The mean and variance of 20 observations are found to be 10 and 4 respectively. On rechecking, it was found that an observation 8 is incorrect. If the wrong observation is omitted, then the correct variance is

To solve the problem, we need to find the correct variance after omitting the incorrect observation of 8 from the original set of 20 observations.

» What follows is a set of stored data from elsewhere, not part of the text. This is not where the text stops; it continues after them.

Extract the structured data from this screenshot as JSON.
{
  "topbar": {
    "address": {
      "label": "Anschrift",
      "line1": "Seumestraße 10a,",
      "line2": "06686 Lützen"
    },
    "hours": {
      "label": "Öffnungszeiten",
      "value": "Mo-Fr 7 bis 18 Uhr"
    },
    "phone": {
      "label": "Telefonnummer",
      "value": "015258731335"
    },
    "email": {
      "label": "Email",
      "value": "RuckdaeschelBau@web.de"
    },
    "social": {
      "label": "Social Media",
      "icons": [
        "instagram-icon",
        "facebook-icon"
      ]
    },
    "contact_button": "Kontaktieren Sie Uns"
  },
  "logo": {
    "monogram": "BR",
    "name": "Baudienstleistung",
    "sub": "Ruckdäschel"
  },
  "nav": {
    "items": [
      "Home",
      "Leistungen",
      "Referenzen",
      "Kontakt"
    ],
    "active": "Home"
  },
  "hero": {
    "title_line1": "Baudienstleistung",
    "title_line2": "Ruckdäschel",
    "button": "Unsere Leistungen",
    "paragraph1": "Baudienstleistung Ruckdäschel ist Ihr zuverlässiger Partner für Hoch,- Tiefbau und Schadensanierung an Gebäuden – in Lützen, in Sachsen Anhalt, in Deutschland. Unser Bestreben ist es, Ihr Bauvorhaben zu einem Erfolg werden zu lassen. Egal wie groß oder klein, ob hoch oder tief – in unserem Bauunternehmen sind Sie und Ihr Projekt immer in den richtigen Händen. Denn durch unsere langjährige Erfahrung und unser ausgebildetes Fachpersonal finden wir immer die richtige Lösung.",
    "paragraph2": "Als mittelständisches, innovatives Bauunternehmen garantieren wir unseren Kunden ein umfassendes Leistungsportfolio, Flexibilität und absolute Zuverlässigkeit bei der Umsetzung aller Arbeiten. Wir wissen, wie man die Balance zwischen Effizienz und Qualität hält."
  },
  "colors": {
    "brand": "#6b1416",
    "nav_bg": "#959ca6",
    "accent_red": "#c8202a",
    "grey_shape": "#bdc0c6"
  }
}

The original mean and variance are given as 10 and 4, respectively. ### Step-by-Step Solution: 1. **Identify the Given Data:** - Number of observations (n) = 20 - Mean (μ) = 10 - Variance (σ²) = 4 - Incorrect observation = 8 2. **Calculate the Total Sum of Observations:** The mean is calculated as: \[ \text{Mean} = \frac{\text{Total Sum}}{n} \] Therefore, the total sum of observations (S) can be calculated as: \[ S = \text{Mean} \times n = 10 \times 20 = 200 \] 3. **Calculate the Sum of Squares of Observations:** The variance is calculated as: \[ \text{Variance} = \frac{\text{Sum of Squares}}{n} - \left(\frac{\text{Total Sum}}{n}\right)^2 \] Rearranging gives: \[ \text{Sum of Squares} = n \times \text{Variance} + \left(\text{Total Sum}\right)^2/n \] Substituting the known values: \[ \text{Sum of Squares} = 20 \times 4 + \frac{200^2}{20} \] \[ = 80 + \frac{40000}{20} = 80 + 2000 = 2080 \] 4. **Adjust for the Incorrect Observation:** Since the observation 8 is incorrect, we need to remove it from the total sum and the sum of squares: - New total sum after removing 8: \[ S' = S - 8 = 200 - 8 = 192 \] - New sum of squares after removing \(8^2 = 64\): \[ \text{Sum of Squares}' = \text{Sum of Squares} - 64 = 2080 - 64 = 2016 \] 5. **Calculate the New Number of Observations:** After omitting one observation, the new number of observations (n') is: \[ n' = 20 - 1 = 19 \] 6. **Calculate the New Mean:** The new mean (μ') is: \[ \mu' = \frac{S'}{n'} = \frac{192}{19} \] 7. **Calculate the New Variance:** The new variance (σ²') is given by: \[ \sigma'^2 = \frac{\text{Sum of Squares}'}{n'} - \left(\mu'\right)^2 \] Substituting the values: \[ \sigma'^2 = \frac{2016}{19} - \left(\frac{192}{19}\right)^2 \] - Calculate \(\left(\frac{192}{19}\right)^2\): \[ \left(\frac{192}{19}\right)^2 = \frac{36864}{361} \] - Now calculate \(\frac{2016}{19}\): \[ \frac{2016}{19} = \frac{38304}{361} \] - Therefore, the new variance becomes: \[ \sigma'^2 = \frac{38304}{361} - \frac{36864}{361} = \frac{1440}{361} \] 8. **Final Answer:** The correct variance after omitting the wrong observation is: \[ \sigma'^2 = \frac{1440}{361} \]